At age twenty-one, I knew I wanted to be a community organizer.
At twenty-nine, I started making art.
Twenty years on, I took the leap and applied to art school, where I failed first year review. Three amazing, dense, demanding, productive years later, I graduated Outstanding MFA from University of Cincinnati College of Design, Architecture, Art and Planning (2016).
Now, my background in organizing combines with art practice to fuel a keen interest in what I think about as aesthetic action. This work has put me, again and again, in direct collaborative relationship with diverse constituencies in the public realm. Of the participatory art works I have done since 2013, most with community members, all use artistic strategies along with community organizing approaches to engage alongside fellow and sister citizens with some sort of question, issue, or condition that is important to them, and to me—often in response to dis-connects that carry a power differential.
Mapping, storytelling, dialogue, guided walks, video, sound, music, dance, printmaking, sculpture, and performance are media we have combined with intentionally designed experiential processes aimed at inviting people to engage, interact, participate, and express themselves.

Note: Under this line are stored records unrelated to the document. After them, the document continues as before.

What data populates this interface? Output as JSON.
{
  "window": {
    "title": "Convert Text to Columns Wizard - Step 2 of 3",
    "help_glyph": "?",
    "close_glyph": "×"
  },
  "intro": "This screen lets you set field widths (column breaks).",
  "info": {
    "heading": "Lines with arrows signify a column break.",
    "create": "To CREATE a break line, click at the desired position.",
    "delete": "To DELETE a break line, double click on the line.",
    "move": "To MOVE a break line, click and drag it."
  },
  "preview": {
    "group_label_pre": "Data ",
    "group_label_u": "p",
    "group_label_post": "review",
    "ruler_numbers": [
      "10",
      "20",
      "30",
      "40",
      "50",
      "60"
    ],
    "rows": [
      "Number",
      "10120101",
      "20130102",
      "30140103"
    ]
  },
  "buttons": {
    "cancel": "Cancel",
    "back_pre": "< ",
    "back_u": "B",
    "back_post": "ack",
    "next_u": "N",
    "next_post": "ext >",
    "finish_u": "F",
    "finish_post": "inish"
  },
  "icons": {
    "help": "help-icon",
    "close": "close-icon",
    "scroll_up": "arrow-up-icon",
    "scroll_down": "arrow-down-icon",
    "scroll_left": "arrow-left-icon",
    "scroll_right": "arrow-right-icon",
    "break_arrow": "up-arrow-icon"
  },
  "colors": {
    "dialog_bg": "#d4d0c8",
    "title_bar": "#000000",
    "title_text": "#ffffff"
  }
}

Influences include: Mierle Laderman Ukeles, Tania Bruguera, Los Angeles Poverty Department, Thomas Hirschhorn, Pablo Helguera, Suzanne Lacy, Paolo Freire, Augusto Boal, Joseph Beuys, Fluxus.
I think often these days about how artist, educator, and writer Ted Purves defined social practice art: that which produces a space of encounter. I am most interested in framing experiences for people to connect – with themselves, each other, issues they care about, their places. With this aesthetic of relationship at center, our work goes further, pointing to action participants might choose in response to changes in thought or feeling that relational experiences may bring.
Urban communities that have experienced dis-investment hold special interest for me, having grown up in Akron’s Firestone Park neighborhood, in an era when making rubber tires made and then strained our economy. As an adult, I have lived and/or worked in older center city areas since 1983.
A lifelong Ohioan, Cincinnati has been home for fifteen years, with my husband Mike, our daughter Francesca, and a rich network of friends.